One thing I always like to say after someone finds out my last name is: "High school was a fun time." Which, for the most part, it was. But it was also character building.

I remember one English teacher who would love reminding everyone of my last name every time she read the class roll.

"Jess?" "Kim?" "Peter?" "Alex Cockburn?"

Thanks for that.

And I used to dread the look of puzzled intrigue from a substitute teacher as they'd read my full name out.

"Alexander... Cockburn?"

(Sniggers from around the room)

"Yes, that's me. It's pronounced Co-burn."

A somewhat futile response, but one I've stuck by.
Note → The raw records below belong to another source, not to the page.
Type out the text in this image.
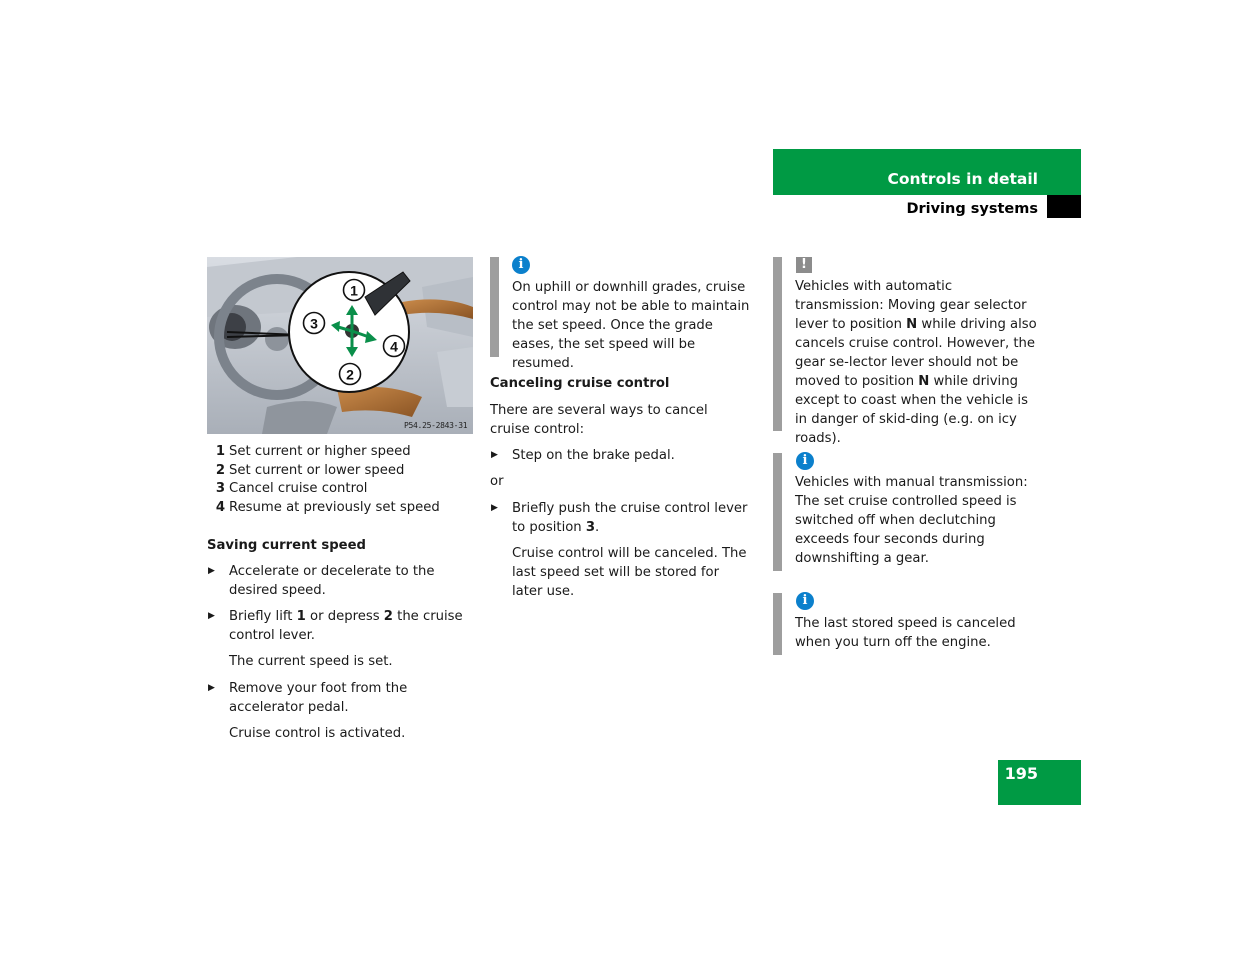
Controls in detail
Driving systems
1
2
3
4
P54.25-2843-31
1 Set current or higher speed
2 Set current or lower speed
3 Cancel cruise control
4 Resume at previously set speed
Saving current speed
▶ Accelerate or decelerate to the desired speed.
▶ Briefly lift 1 or depress 2 the cruise control lever.
The current speed is set.
▶ Remove your foot from the accelerator pedal.
Cruise control is activated.
i
On uphill or downhill grades, cruise control may not be able to maintain the set speed. Once the grade eases, the set speed will be resumed.
Canceling cruise control
There are several ways to cancel cruise control:
▶ Step on the brake pedal.
or
▶ Briefly push the cruise control lever to position 3.
Cruise control will be canceled. The last speed set will be stored for later use.
!
Vehicles with automatic transmission: Moving gear selector lever to position N while driving also cancels cruise control. However, the gear se-lector lever should not be moved to position N while driving except to coast when the vehicle is in danger of skid-ding (e.g. on icy roads).
i
Vehicles with manual transmission: The set cruise controlled speed is switched off when declutching exceeds four seconds during downshifting a gear.
i
The last stored speed is canceled when you turn off the engine.
195
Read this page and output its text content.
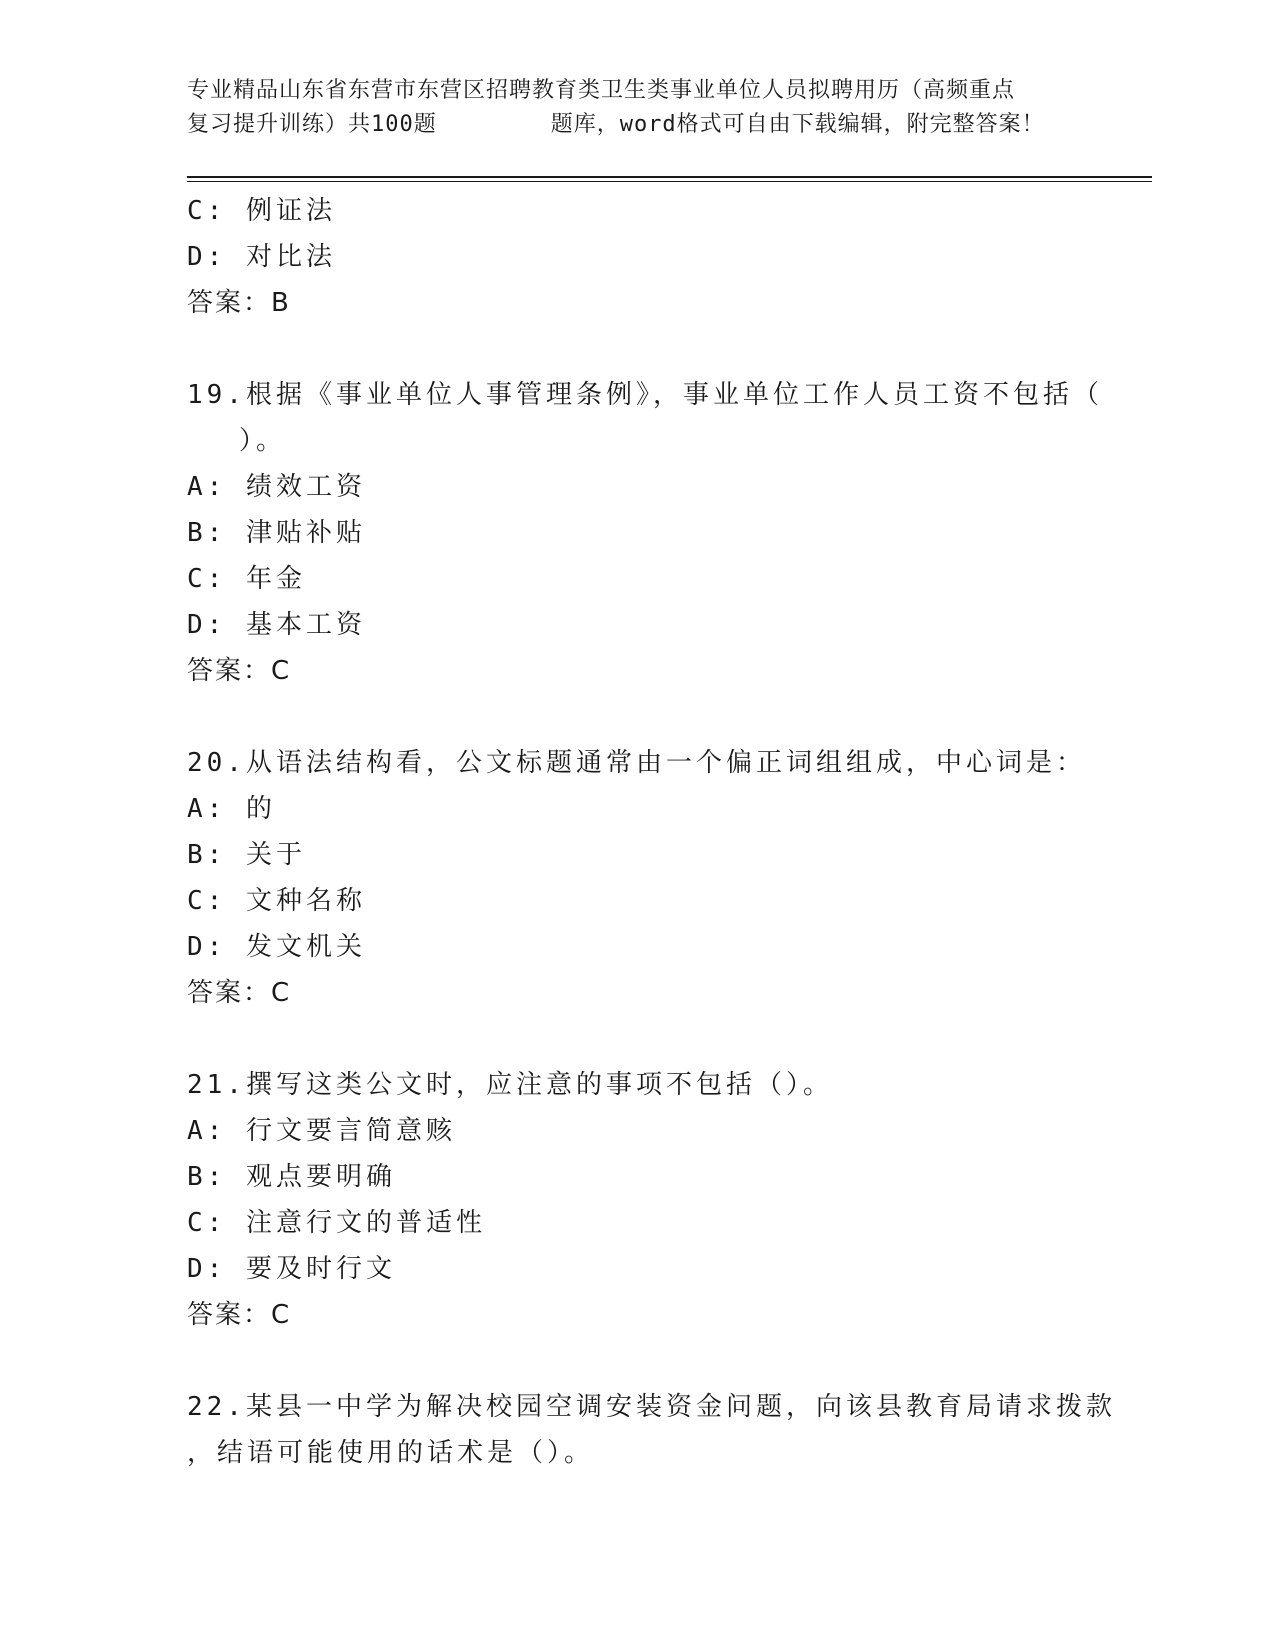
专业精品山东省东营市东营区招聘教育类卫生类事业单位人员拟聘用历（高频重点
复习提升训练）共100题        题库，word格式可自由下载编辑，附完整答案！
C: 例证法
D: 对比法
答案：B
19.根据《事业单位人事管理条例》，事业单位工作人员工资不包括（
）。
A: 绩效工资
B: 津贴补贴
C: 年金
D: 基本工资
答案：C
20.从语法结构看，公文标题通常由一个偏正词组组成，中心词是：
A: 的
B: 关于
C: 文种名称
D: 发文机关
答案：C
21.撰写这类公文时，应注意的事项不包括（）。
A: 行文要言简意赅
B: 观点要明确
C: 注意行文的普适性
D: 要及时行文
答案：C
22.某县一中学为解决校园空调安装资金问题，向该县教育局请求拨款
，结语可能使用的话术是（）。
As I look back, I realise that being blessed with such a surname has actually enabled me to respond to insults in an efficient manner, an attribute I feel is very important with my group of closest friends. Being a Cockburn is a platform for insulting others in retaliation.

I enjoy spelling my last name out to receptionists and them informing me how it reads phonetically.
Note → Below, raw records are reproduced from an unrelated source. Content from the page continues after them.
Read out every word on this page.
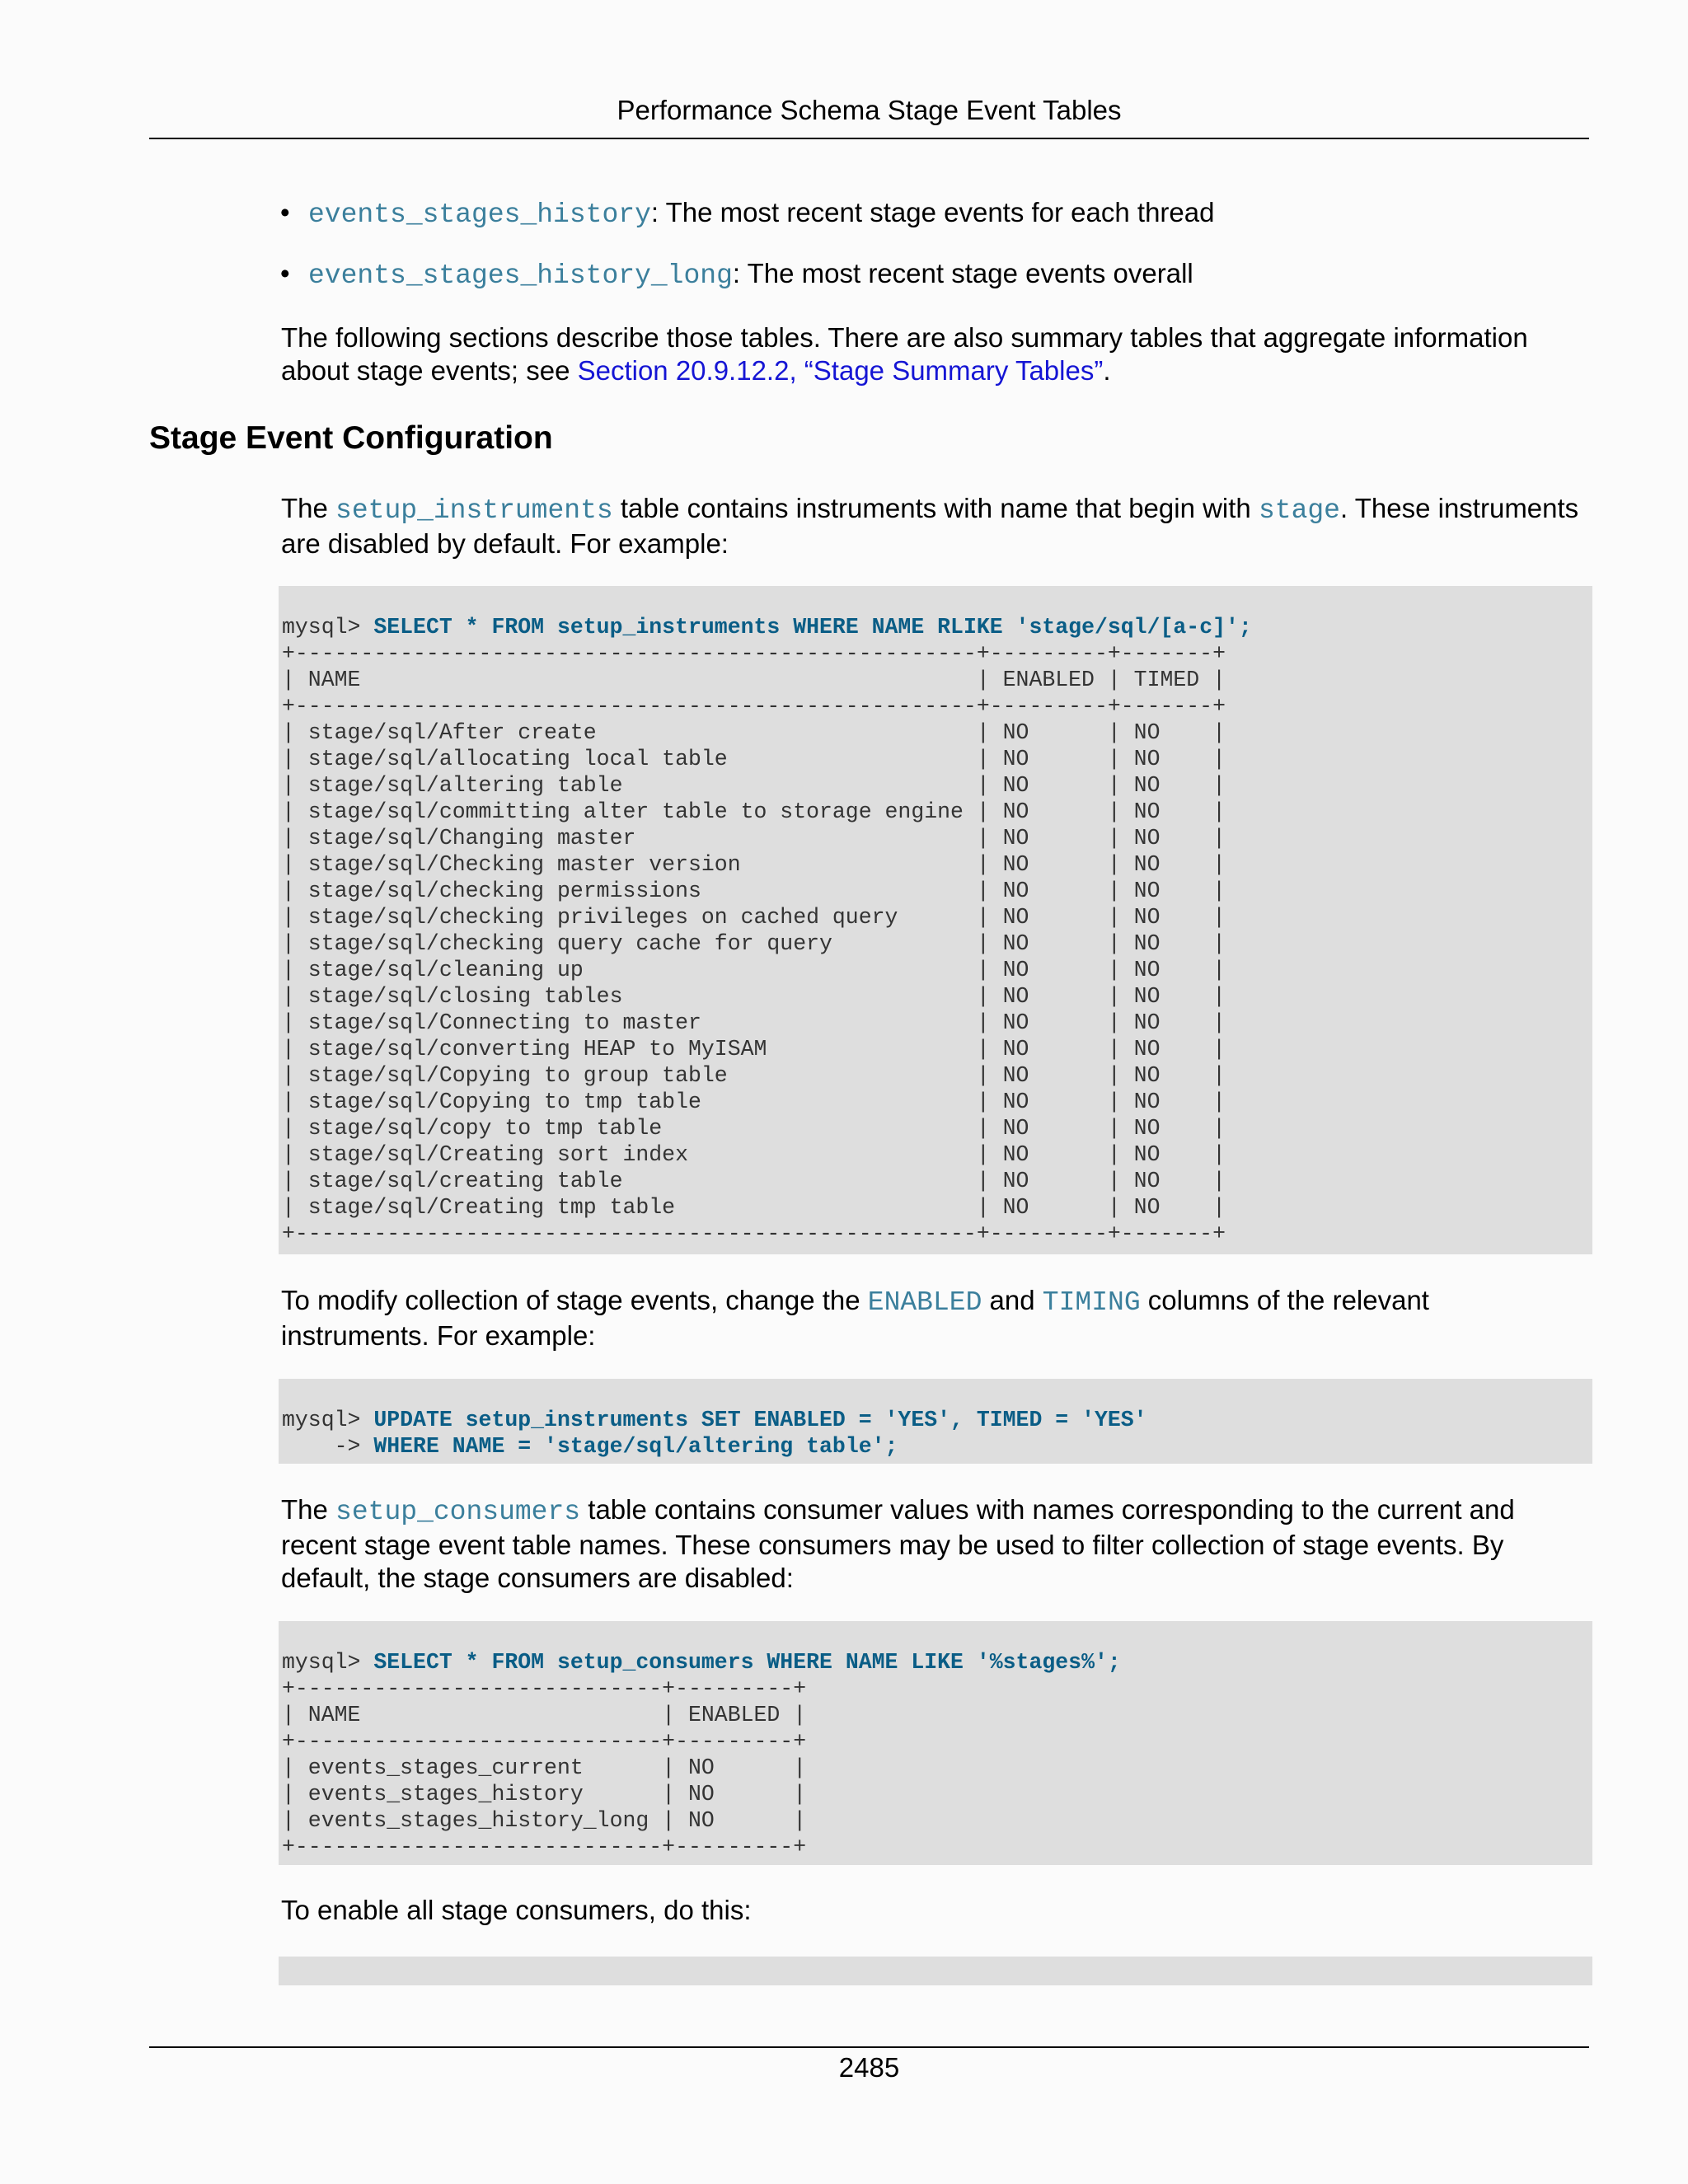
Performance Schema Stage Event Tables
• events_stages_history: The most recent stage events for each thread
• events_stages_history_long: The most recent stage events overall
The following sections describe those tables. There are also summary tables that aggregate information about stage events; see Section 20.9.12.2, “Stage Summary Tables”.
Stage Event Configuration
The setup_instruments table contains instruments with name that begin with stage. These instruments are disabled by default. For example:
mysql> SELECT * FROM setup_instruments WHERE NAME RLIKE 'stage/sql/[a-c]';
+----------------------------------------------------+---------+-------+
| NAME                                               | ENABLED | TIMED |
+----------------------------------------------------+---------+-------+
| stage/sql/After create                             | NO      | NO    |
| stage/sql/allocating local table                   | NO      | NO    |
| stage/sql/altering table                           | NO      | NO    |
| stage/sql/committing alter table to storage engine | NO      | NO    |
| stage/sql/Changing master                          | NO      | NO    |
| stage/sql/Checking master version                  | NO      | NO    |
| stage/sql/checking permissions                     | NO      | NO    |
| stage/sql/checking privileges on cached query      | NO      | NO    |
| stage/sql/checking query cache for query           | NO      | NO    |
| stage/sql/cleaning up                              | NO      | NO    |
| stage/sql/closing tables                           | NO      | NO    |
| stage/sql/Connecting to master                     | NO      | NO    |
| stage/sql/converting HEAP to MyISAM                | NO      | NO    |
| stage/sql/Copying to group table                   | NO      | NO    |
| stage/sql/Copying to tmp table                     | NO      | NO    |
| stage/sql/copy to tmp table                        | NO      | NO    |
| stage/sql/Creating sort index                      | NO      | NO    |
| stage/sql/creating table                           | NO      | NO    |
| stage/sql/Creating tmp table                       | NO      | NO    |
+----------------------------------------------------+---------+-------+
To modify collection of stage events, change the ENABLED and TIMING columns of the relevant instruments. For example:
mysql> UPDATE setup_instruments SET ENABLED = 'YES', TIMED = 'YES'
-> WHERE NAME = 'stage/sql/altering table';
The setup_consumers table contains consumer values with names corresponding to the current and recent stage event table names. These consumers may be used to filter collection of stage events. By default, the stage consumers are disabled:
mysql> SELECT * FROM setup_consumers WHERE NAME LIKE '%stages%';
+----------------------------+---------+
| NAME                       | ENABLED |
+----------------------------+---------+
| events_stages_current      | NO      |
| events_stages_history      | NO      |
| events_stages_history_long | NO      |
+----------------------------+---------+
To enable all stage consumers, do this:
2485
Them: "Oh, so it's Cock-burn."

Me: "Yes, but it's pronounced Co-burn."

Them: "Okay..."

Most of the time I just accept defeat and say straight off the bat that my last name is Cock-burn. That way it's done and dusted and I don't have the frustrating exchange, trying to explain why I said Co-burn in the first place.

Once in a blue moon, someone will recognise that Cockburn is pronounced Co-burn. I'm usually shocked, flattered and appreciative all at the same time.
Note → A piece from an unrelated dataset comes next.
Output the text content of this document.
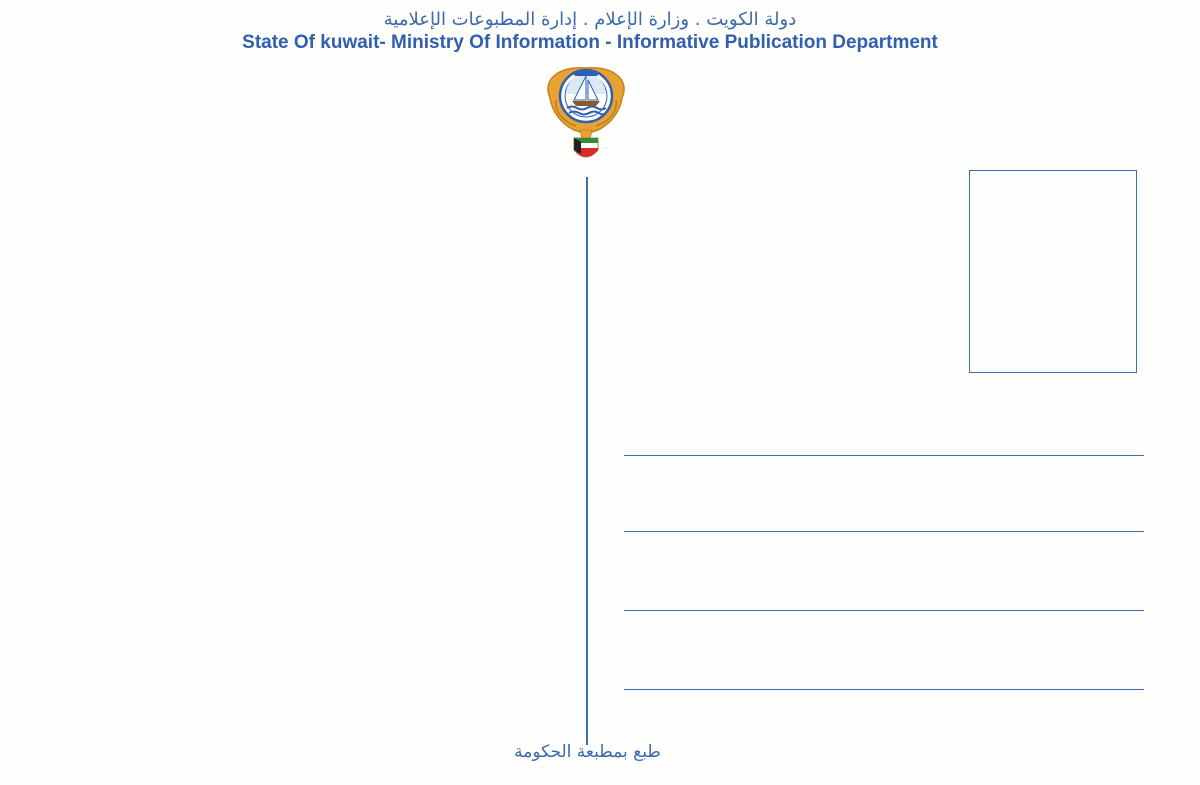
دولة الكويت . وزارة الإعلام . إدارة المطبوعات الإعلامية
State Of kuwait- Ministry Of Information - Informative Publication Department
طبع بمطبعة الحكومة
Sometimes I think that I should raise awareness for the correct pronunciation of my last name, as a way of protecting those to follow my doomed lineage. But then I think about all the worthy causes that are actually worth raising awareness for. I also think that if I had to put up with it, you other Cockburn's should to.

Did you know there is a place in Australia called Cockburn?

It's in rural South Australia, has a population of 25 and looks like my worst nightmare. But it's also pronounced Co-burn.

A resident at an aged-care facility I used to work at was named Mr Cockburn. I asked 94-year-old Mr Cockburn if the nicknames ever stopped.

He laughed and said no as he walked at a snails pace beside me, hanging on to a four-wheel walker and dragging a hemiplegic lower limb behind him.

I pondered hearing Vagfreeze, Penis-blaze, Cockers and Cocky-B for the rest of my life.

I guess my last name is able to turn even a mundane outing to the local golf club into a memorable occasion. Apparently Cockburn is too rude to be displayed on my entry receipt.

Too offensive to print.
Alexander Cockburn
Too offensive to print.

But my last name can ease the tension at times. Most prominently, minutes prior to going under general anasthesia for a urethroscopy.

The anaesthetist openly laughed at Cockburn and called it ironic. I suppose knowing I'd wake up in an hour with a burning pee hole did make it hugely ironic.

And let's just say I'm diligent about staying hydrated and avoiding STIs -- I don't want to be subjected to more jokes than necessary.

Last week I woke up after knee surgery and the combo of Alexander Cockburn and Dr Rimmer written next to each other on the patient file was a good laugh. Maybe because I'm a child, maybe because I was high on fentanyl.

Go on, have a laugh.
Alexander Cockburn
Go on, have a laugh.

I pointed it out to the nurse, who clearly questioned whether it would be inappropriate to laugh at the two names side by side. I deemed it appropriate.

In my teenage years I did get sick of my last name. It's not surprising I'm no stranger to;

  • Incorrectly spelling my last name to people to avoid hearing Cock-burn
  • Not signing up to loyalty programs so I don't have to spell out my email which contains my last name
  • Being asked if my cock actually burns

One thing I have heard more than once is: "You know what? You pull off your last name."

What. Does. That. Mean?

Sometimes I think I'll change my last name to Smith. That way, if anyone calls me Cockburn again, I can turn around, wave a finger in a sassy manner and sing 'That's Not My Name' by the Ting Tings.

Do I like my last name? I still don't know.

I guess you could say I have a love/hate relationship with Cockburn.

I bet even after reading this you are still pronouncing it as Cock-burn, aren't you?